Intentó tragar saliva pero fue en vano, su lengua estaba seca. Quedó paralizado durante unos segundos que a él le parecieron una eternidad  hasta que levantó el frasco de veneno e intentó abrirlo con rapidez haciendo malabares para que no cayera la linterna de sus manos frías y sudorosas hasta que una voz le dijo: “Ni los venenos más modernos pueden con ellas”. Entonces corrió hasta el galpón de su padrino cuidando de no toparse con ninguna hormiga.
Entró, y ayudado por la luz de la linterna, empezó a buscar. Vio el bidón y se cercioró de que su contenido fuera lo que indicaba la etiqueta: “kerosene”. Cuando estaba por salir del galpón se topó con una rata y la apartó de una patada.

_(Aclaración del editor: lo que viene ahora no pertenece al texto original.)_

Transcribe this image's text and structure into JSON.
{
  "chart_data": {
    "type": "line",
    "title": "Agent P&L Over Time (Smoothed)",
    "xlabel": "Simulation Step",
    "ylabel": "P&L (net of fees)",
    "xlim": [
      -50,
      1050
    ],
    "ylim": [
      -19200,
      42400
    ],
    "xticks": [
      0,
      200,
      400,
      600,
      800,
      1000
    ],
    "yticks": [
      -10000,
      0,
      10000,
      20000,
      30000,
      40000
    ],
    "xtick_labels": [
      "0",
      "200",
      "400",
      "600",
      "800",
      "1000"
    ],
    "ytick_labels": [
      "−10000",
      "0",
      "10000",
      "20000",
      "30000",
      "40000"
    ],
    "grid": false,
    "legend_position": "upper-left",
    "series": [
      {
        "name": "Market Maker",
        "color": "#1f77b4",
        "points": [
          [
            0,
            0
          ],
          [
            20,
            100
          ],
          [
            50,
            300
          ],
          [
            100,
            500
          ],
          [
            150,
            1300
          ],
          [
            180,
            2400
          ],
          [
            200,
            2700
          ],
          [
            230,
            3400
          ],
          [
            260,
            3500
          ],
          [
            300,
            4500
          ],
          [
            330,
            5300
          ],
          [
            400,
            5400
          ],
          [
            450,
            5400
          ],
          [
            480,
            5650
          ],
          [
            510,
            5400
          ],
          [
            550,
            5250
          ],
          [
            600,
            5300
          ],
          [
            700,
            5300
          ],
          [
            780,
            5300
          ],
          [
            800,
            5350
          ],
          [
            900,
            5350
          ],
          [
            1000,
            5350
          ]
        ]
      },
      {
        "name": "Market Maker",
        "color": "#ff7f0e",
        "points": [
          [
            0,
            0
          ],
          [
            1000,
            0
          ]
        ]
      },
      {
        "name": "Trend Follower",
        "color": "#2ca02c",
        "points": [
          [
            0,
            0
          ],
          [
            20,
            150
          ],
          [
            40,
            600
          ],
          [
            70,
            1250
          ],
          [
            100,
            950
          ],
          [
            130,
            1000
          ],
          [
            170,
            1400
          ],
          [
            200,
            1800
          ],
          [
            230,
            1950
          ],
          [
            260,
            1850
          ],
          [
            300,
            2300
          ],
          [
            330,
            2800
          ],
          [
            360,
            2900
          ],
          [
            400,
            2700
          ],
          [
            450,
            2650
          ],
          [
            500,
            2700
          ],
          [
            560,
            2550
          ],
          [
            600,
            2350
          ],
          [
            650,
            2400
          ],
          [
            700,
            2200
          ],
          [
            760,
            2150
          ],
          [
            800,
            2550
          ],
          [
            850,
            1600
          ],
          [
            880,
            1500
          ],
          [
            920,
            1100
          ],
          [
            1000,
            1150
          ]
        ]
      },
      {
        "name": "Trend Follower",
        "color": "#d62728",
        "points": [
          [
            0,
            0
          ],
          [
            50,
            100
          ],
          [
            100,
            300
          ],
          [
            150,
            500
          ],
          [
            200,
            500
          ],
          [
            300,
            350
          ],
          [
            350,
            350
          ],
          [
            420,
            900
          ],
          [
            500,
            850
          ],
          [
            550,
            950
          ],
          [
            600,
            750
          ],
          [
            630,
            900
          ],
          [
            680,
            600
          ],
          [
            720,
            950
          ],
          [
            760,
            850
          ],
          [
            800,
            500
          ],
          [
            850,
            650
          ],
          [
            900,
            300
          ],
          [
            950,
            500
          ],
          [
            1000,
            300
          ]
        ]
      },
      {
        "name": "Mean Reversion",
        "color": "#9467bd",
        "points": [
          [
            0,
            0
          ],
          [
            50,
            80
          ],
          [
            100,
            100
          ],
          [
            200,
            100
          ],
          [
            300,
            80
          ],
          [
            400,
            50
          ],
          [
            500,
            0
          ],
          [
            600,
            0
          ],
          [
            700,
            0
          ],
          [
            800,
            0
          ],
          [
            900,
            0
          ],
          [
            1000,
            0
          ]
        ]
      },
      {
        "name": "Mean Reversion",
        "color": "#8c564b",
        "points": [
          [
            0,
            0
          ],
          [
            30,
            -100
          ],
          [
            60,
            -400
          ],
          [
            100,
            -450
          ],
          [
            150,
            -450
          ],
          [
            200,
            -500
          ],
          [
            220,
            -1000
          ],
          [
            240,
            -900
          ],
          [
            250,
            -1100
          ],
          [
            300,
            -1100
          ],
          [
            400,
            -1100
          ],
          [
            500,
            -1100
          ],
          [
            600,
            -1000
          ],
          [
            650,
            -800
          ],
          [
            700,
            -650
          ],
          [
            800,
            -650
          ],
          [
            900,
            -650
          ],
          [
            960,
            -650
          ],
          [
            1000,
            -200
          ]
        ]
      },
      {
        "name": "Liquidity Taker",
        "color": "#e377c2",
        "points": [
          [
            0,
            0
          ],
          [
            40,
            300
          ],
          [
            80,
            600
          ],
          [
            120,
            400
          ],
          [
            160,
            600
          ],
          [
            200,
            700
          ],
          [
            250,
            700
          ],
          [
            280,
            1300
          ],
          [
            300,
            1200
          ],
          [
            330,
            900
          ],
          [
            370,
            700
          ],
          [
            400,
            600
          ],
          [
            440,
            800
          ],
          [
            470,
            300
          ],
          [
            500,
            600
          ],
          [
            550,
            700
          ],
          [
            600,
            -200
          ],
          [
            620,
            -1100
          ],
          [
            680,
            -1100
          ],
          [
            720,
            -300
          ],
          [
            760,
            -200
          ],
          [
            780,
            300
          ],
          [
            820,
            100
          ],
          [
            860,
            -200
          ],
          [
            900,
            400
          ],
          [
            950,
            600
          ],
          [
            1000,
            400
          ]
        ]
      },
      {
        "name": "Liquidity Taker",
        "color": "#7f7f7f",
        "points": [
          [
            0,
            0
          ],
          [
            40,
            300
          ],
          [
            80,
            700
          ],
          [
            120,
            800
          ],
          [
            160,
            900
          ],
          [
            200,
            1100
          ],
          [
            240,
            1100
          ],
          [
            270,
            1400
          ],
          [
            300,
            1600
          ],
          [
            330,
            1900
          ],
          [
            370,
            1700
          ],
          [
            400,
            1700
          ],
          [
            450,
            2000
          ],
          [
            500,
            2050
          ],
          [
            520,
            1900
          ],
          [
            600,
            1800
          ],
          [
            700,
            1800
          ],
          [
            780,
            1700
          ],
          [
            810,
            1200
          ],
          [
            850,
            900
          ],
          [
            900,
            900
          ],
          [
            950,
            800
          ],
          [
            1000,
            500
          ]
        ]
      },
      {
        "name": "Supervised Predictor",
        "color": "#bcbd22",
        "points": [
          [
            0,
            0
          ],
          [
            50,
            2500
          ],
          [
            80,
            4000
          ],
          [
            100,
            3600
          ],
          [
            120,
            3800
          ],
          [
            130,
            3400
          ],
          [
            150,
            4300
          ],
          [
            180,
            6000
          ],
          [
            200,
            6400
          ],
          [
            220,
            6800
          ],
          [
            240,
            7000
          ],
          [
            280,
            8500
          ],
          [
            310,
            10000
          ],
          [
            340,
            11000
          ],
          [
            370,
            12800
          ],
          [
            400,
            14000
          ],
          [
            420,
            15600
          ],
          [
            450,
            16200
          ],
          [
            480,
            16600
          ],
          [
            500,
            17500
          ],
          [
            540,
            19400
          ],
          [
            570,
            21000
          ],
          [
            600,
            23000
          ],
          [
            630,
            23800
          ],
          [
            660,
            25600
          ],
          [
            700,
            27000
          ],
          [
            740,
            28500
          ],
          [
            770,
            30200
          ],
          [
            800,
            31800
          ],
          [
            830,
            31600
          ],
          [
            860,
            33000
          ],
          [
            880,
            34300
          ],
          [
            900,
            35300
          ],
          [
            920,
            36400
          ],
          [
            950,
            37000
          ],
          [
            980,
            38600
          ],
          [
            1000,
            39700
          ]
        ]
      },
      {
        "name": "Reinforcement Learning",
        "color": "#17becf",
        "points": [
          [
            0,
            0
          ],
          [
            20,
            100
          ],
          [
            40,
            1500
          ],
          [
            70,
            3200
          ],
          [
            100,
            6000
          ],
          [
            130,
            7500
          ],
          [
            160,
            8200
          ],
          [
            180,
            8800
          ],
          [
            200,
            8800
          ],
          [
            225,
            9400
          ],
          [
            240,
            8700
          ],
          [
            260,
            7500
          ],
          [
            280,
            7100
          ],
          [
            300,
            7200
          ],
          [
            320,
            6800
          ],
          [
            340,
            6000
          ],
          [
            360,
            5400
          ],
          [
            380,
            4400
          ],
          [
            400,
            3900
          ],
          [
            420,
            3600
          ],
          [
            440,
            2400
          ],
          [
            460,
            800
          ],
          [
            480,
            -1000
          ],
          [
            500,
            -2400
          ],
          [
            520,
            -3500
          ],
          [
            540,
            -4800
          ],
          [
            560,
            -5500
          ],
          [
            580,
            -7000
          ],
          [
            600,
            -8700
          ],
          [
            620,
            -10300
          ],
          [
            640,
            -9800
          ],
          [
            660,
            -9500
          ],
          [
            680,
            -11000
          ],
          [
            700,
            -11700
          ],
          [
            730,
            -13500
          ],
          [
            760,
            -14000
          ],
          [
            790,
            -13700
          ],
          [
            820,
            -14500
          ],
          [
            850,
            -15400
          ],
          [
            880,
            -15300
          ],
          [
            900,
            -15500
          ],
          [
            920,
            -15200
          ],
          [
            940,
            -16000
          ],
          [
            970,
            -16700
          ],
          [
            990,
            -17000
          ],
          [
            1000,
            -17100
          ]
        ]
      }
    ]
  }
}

Regresó corriendo al patio y se colocó a una distancia prudencial de la hilera de hormigas y desde allí comenzó a rociar con el combustible todo el perímetro de la casa. Luego entró y fue hasta la cocina en busca de fósforos. Se paró en el marco de la puerta y no le importó ver que algunas hormigas ya estaban muertas y otras tambaleándose. Encendió el fósforo y lo arrojó. Vio la llamarada y cerró la puerta. Se sentó en el sillón y esperó a que los latidos de su corazón se fueran normalizando.